If confirmed, the result would greatly strengthen Milosevic in dealing with Serbia's economic calamity, caused by war and UN sanctions, and strengthen Belgrade's position in international negotiations on resolving the Yugoslav crisis, including the conflict in Bosnia-Herzegovina.
``It looks like he can batten down the hatches and navigate through the uncertain period ahead,'' says one Western diplomat here, assessing the results from Sunday's ballot.
The first official returns announced by the Republic Election Commission and based on 20 percent of the total electorate, gave the Socialist Party 95 seats, followed by the main opposition alliance, the Democratic Coalition of Serbia (DEPOS) with 46 seats, the Serbian Radical Party (39 seats), and the Democratic Party (33 seats). (Serbs in Croatia rebuff Milosevic, Page 7.)

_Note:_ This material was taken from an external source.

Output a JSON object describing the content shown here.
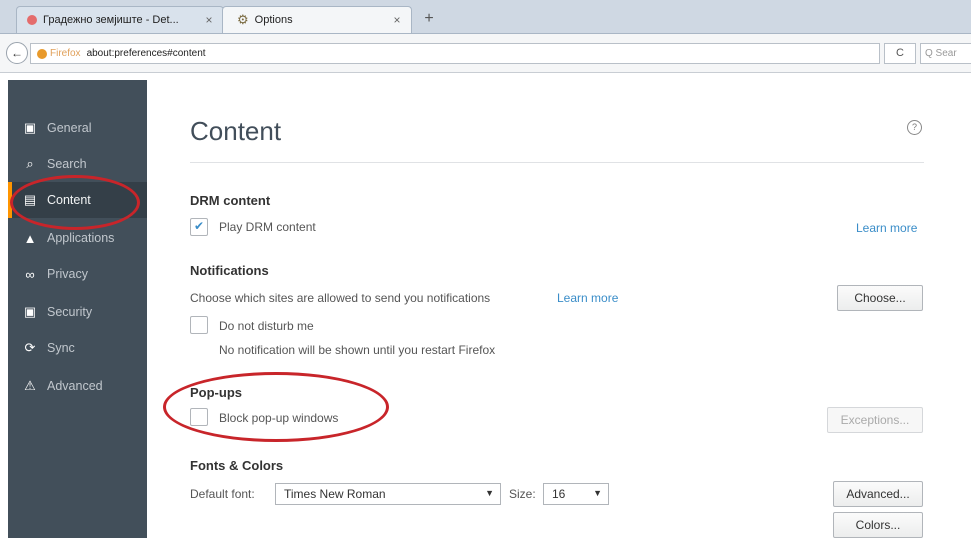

The commission was not expected to publish until tomorrow the final official results from Serbia's third Assembly poll in as many years. But because the commission is run by the Milosevic-controlled communist-style bureaucracy, there was little reason to doubt that the official results would vary widely from those of the Socialist Party.
``The Socialist Party of Serbia has won the elections and can expect between 124 and 128 seats in the legislature,'' Ivica Dacic, the party's chief spokesman, told a news conference. ``It is a great victory for the Socialist Party.''
Opposition leaders, however, refused to accept the Socialists' victory claim, saying it was premature and that they had received widespread complaints of fraud and irregularities. They further insisted that the semi-complete results reported to them from their vote-counting center observers showed the Socialists failing to reach the 126-seat absolute majority of the 250 seats.
But DEPOS, led by opposition leader Vuk Draskovic, said that its reports showed the Socialists winning 101 seats. DEPOS claimed it would take 51, the radicals 40, the Democratic Party 31, and the Democratic Party of Serbia eight. The rest would be scattered among minor parties, DEPOS announced.
Serbia uses a proportional electoral system under which a party must win at least 5 percent of the vote in each of the nine electoral districts order to win a seat.